NFVCB's Cowardly Capitulation: A Lame Excuse for Approving "A Very Dirty Christmas"
By Matthews Otalike, The Searchlight Correspondent / December 19, 2025

The National Film and Video Censors Board (NFVCB) has finally spoken on the outrage surrounding 'A Very Dirty Christmas', Ini Edo's Nollywood film that brazenly profanes the sacred Christmas season. Released in cinemas on December 16, 2025, smack in the heart of Advent, the movie's title alone is a calculated insult to millions of Nigerian Christians, especially Catholics, who hold December as a time of profound spiritual reverence for the birth of Jesus Christ.
The sharp condemnation by the Catholic Bishops' Conference of Nigeria and the Christian Association of Nigeria was spot-on: the title mocks the purity, peace, love, and redemption that Christmas represents by associating it with "dirtiness, a crude, sensational ploy for attention. Yet, instead of outright condemnation or withdrawal, the NFVCB's response is a spineless, bureaucratic dodge that exposes its failures as a gatekeeper of cultural and religious decency.
The Board's statement, issued by Executive Director Shaibu Husseini, begins with the predictable platitudes: "We hold religious sensitivity, mutual respect, and peaceful coexistence as core considerations." It admits no formal complaint from CAN was received, conveniently ignoring the flood of public outcry on social media and in the press.
Then comes the deflection: the film was "approved and classified after undergoing the established censorship and classification process," with the title deemed "part of a fictional and creative expression." Not intended to disparage Christianity, they claim. This is the height of hypocrisy. If the NFVCB truly values religious harmony in a nation where faith is central to identity, how could it greenlight a title that so blatantly trivializes a holy season? The "context" excuse falls flat; the title stands alone on billboards, trailers, and posters, designed to shock and sell tickets.
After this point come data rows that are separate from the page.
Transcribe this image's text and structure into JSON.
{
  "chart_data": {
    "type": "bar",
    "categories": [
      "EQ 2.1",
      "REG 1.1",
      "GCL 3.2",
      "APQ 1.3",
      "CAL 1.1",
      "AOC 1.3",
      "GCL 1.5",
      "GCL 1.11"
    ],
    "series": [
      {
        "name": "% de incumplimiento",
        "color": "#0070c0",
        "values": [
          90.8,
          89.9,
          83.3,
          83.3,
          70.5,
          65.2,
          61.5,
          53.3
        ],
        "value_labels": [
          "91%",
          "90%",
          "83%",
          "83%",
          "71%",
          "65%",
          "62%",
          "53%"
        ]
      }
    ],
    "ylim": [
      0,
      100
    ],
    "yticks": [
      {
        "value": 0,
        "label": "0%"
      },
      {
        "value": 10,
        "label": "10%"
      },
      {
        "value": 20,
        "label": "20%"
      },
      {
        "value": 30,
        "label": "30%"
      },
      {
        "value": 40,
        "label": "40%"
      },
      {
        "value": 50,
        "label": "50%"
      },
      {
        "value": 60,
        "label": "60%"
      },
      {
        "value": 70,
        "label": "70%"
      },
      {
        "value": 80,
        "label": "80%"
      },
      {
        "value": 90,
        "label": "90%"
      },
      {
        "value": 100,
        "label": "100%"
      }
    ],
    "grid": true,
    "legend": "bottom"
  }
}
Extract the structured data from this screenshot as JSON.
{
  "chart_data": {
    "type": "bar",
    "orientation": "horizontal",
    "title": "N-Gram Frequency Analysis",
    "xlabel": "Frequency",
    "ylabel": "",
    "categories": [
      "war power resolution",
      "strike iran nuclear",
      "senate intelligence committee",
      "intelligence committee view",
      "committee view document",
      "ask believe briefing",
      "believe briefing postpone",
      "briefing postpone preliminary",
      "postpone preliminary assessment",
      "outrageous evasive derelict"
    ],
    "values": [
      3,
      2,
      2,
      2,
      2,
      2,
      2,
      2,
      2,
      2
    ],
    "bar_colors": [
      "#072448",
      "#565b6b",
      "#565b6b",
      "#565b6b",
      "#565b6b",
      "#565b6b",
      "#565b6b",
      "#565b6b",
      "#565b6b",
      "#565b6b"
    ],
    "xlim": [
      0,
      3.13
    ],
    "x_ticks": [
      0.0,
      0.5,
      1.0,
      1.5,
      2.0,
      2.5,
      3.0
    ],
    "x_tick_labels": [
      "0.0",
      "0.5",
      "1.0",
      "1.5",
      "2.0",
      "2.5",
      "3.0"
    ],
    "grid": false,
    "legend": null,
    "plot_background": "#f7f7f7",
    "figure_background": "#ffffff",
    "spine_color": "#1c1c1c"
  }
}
The Board's initial approval appears to be a sign of negligence or deliberate indifference to Christian sensibilities. Worse still is the limp "action" proposed: they've "formally engaged the producers" and "requested a modification of the title" to avoid "offensive interpretations." Requested? Not mandated? In a country where the NFVCB wields the power under Section 39(1) of its Act to withdraw films for public interest reasons, this is toothless. Why not enforce a change, or better yet, suspend the exhibition until the title is rectified?
The Board's assurance of "continued engagement" and openness to dialogue feels like a stalling tactic, too little, too late, and utterly inadequate. This episode reveals a deeper rot in Nigeria's film regulation. The NFVCB routinely approves provocative content that offends religious communities, only to backpedal when backlash erupts. It prioritizes "creative freedom" over the dignity of sacred traditions, allowing Nollywood's pursuit of box-office buzz to trample on faith. In a diverse society like ours, where religious tensions can flare easily, such regulatory weakness is dangerous.
The NFVCB owes Nigerians more than mealy-mouthed apologies. It must:
- Immediately mandate a title change and reclassification.
- Apologize publicly for the initial approval.
- Strengthen guidelines to protect religious symbols and seasons from exploitation.
Until then, the Board's statement remains what it is: a lame, self-serving document that defends failure rather than faith. Christians and all who value cultural respect should demand accountability, not vague promises. Christmas is sacred; it deserves guardians who protect it, not bureaucrats who bend to controversy only when forced.